Thinking still suggests that although this can happen , it does not , and will not happen to all , and in terms of GCA , does not happen to most sufferers of PMR.
It's a paper that is asking helpful questions to improve diagnosis and the options for patients rather than a new set of rules set in stone for more efficient future treatment of these diseases together , or separately , and needs to be read in relation to the other wealth of material that these Professionals are already working with not as a stand alone article.
It is good to be aware of , but not become more anxious about, as a current PMR patient.

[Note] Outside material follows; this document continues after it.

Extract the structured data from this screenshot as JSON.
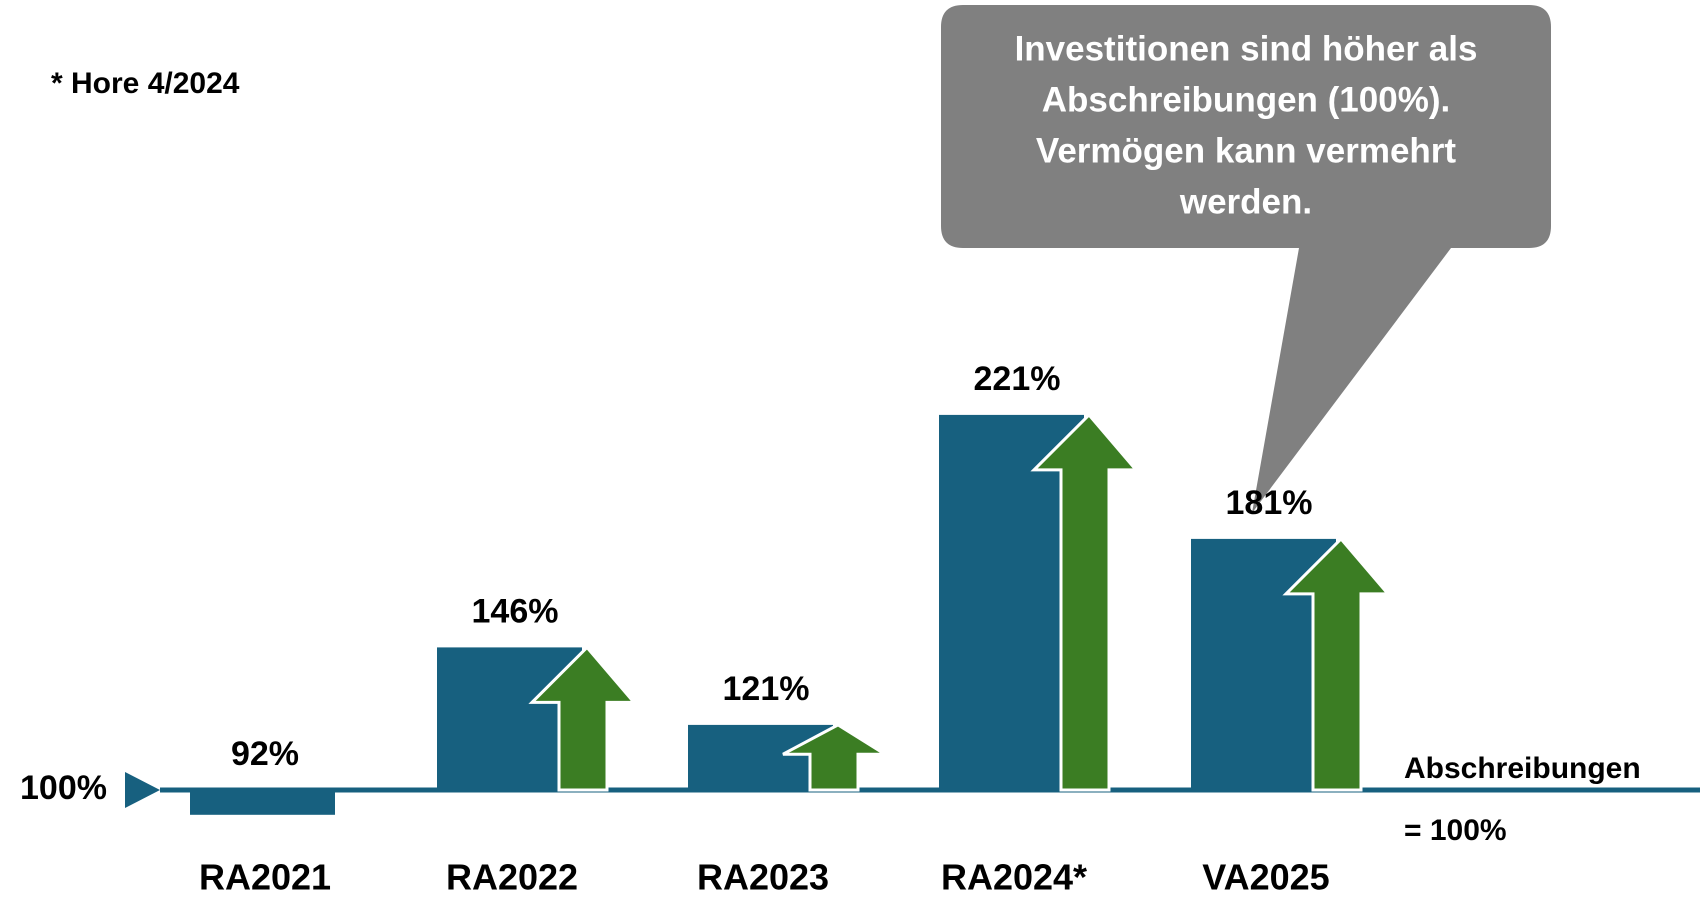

As we know stress can be the worst trigger for us all , so for some of us , especially new forum members , or patients whom suffer with additional stress related or mental health issues , it is usually better to wait to read articles until they have been more widely read and recommended as being user friendly , positive, and helpful for Patients in general.
I read the paper and, personally think this is more information in ongoing studies of PMR and GCA and some RA. It seems more of a 'refining' the diagnostics for doctors using up to date data which, by the way, is not definitive yet and says so. Just my thoughts. Glad to see they are still working on it.
Your post caught my attention as I dipped into the forum because I have commented to my rheumatologist about groin pain, chest pain and jaw issues with no mention of GCA.
Whether it is or isn't GCA I now feel less anxious continuing on 8mg daily, where I have been stuck for 18 months with occasional raises but no successful taper. My sight is deteriorating due to cataract but at that dose I can function almost normally on a daily basis, fatigue and some pain notwithstanding.
So thank you for posting and referring me to the article.